Thursday, February 7, 2013

Oh, it's just a lunchbox!

Today, before work, I had a task, a rather simple task, buy a lunch box.  I know your saying that’s easy but have you seen the array of lunch boxes on offer these days.  We are not talking plastic box with removable drink bottle, which doubles as a cooler.  These you beaut lunch boxes come with three separate compartments as well as two egg shaped cylinders that you can put fruit and yogurt, with its screw top lid.

To my shame it took me 20 minutes to pick a lunch box and as I was walking to the office with the worst case of cognitive dissidence over the purchase of a lunchbox, it puts me to shame.

I know what you are thinking, “Which lunchbox did she choose?”

So I have provided a picture of my purchase, the simply amazing lunchbox!
 
Though I did refrain from buying the little case it could have nestled in, to keep the food cool and fresh, heaven forbid.

I look at it sitting on my desk and wonder how many children lose pieces of this lunchbox in the first week of school.

Wednesday, February 6, 2013

Come on guys!

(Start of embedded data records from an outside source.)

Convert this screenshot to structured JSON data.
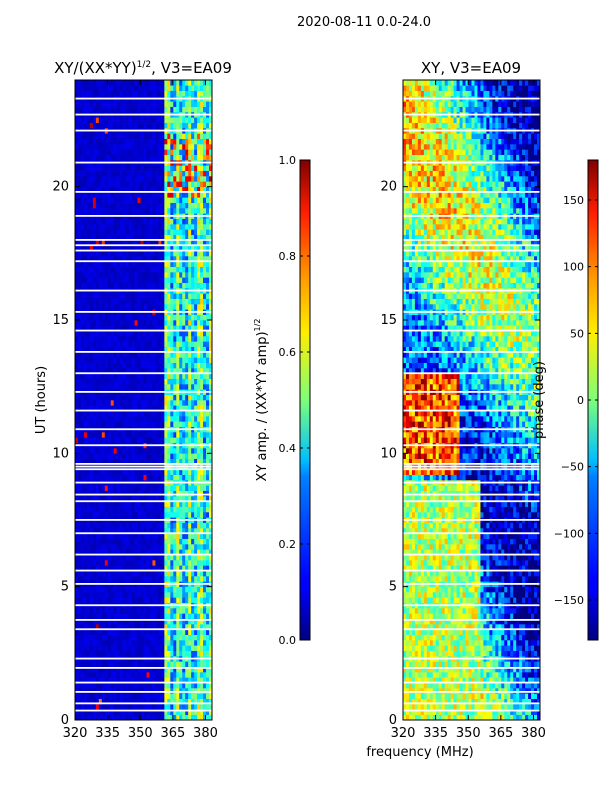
{
  "figure_title": "2020-08-11 0.0-24.0",
  "left_panel": {
    "title": "XY/(XX*YY)",
    "title_sup": "1/2",
    "title_suffix": ", V3=EA09",
    "ylabel": "UT (hours)"
  },
  "left_colorbar": {
    "label": "XY amp. / (XX*YY amp)",
    "label_sup": "1/2",
    "ticks": [
      "0.0",
      "0.2",
      "0.4",
      "0.6",
      "0.8",
      "1.0"
    ]
  },
  "right_panel": {
    "title": "XY, V3=EA09"
  },
  "right_colorbar": {
    "label": "phase (deg)",
    "ticks": [
      "150",
      "100",
      "50",
      "0",
      "−50",
      "−100",
      "−150"
    ]
  },
  "xlabel": "frequency (MHz)",
  "chart_data": [
    {
      "type": "heatmap",
      "title": "XY/(XX*YY)^1/2, V3=EA09",
      "xlabel": "",
      "ylabel": "UT (hours)",
      "xlim": [
        320,
        383
      ],
      "ylim": [
        0,
        24
      ],
      "xticks": [
        320,
        335,
        350,
        365,
        380
      ],
      "yticks": [
        0,
        5,
        10,
        15,
        20
      ],
      "colorbar": {
        "label": "XY amp. / (XX*YY amp)^1/2",
        "range": [
          0.0,
          1.0
        ],
        "ticks": [
          0.0,
          0.2,
          0.4,
          0.6,
          0.8,
          1.0
        ]
      },
      "description_values": {
        "low_freq_band_amp": 0.05,
        "high_freq_band_amp": 0.35,
        "high_freq_band_start_mhz": 361
      }
    },
    {
      "type": "heatmap",
      "title": "XY, V3=EA09",
      "xlabel": "frequency (MHz)",
      "ylabel": "",
      "xlim": [
        320,
        383
      ],
      "ylim": [
        0,
        24
      ],
      "xticks": [
        320,
        335,
        350,
        365,
        380
      ],
      "yticks": [
        0,
        5,
        10,
        15,
        20
      ],
      "colorbar": {
        "label": "phase (deg)",
        "range": [
          -180,
          180
        ],
        "ticks": [
          -150,
          -100,
          -50,
          0,
          50,
          100,
          150
        ]
      }
    }
  ]
}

This is bus etiquette


I don’t know about where you live but here there is what is called ‘bus etiquette’ the rules that govern the usage of buses.

Yes I know what you’re thinking, this is rather officious but it’s true.

So yesterday when someone breaks the rules of bus etiquette, well it was just not right!
Let me tell you the situation and you can make your own judgement.

Crowded bus, I have a seat next to the isle and many people are standing up, though I am not sure I would exactly call the bus packed.  The person sitting next to me indicated he wanted to get off but as there were people standing I couldn’t just swing my legs around so he could squish past, I needed to stand up so he could get out.

Now the rules go, when you stand up so that someone can get out, you are then the first person to get the window seat, if you so wish.  Now having the window seat can be a coup because if you have ever had to sit next to an overweight person, tall man with long legs that he has to spread wide (don’t ask me why but they just seem too.) or a girl that feels her bag needs its own, very special space on the seat, a little like Elle’s dog Bruiser in Legally Blonde, you will know what I mean.  You get less than your half of the seat and you are kind of ‘hanging off’ the seat, delicately positioned so that with any lurch or turn of the corner you will not fall off the seat into the isle.

Ok back to the faux pas, so I have stood up to give the gentleman enough room to get out and get to the door of the bus to alight.  As he mauver’s past me this guy in hmm mid 20’s takes my seat the one that was supposed to be mine next to the window.  I know what the heck! And did I happen to mention the 4 women all standing up.  I am all for equal opportunities, but don’t take my seat buster!  Oh yeah the old, open legs coz I have this huge backpack and so I’m hanging off the seat.  He did, at least have the manners to look remotely ashamed, not ashamed enough to give me back my window seat or offer his seat to one of the ladies standing up.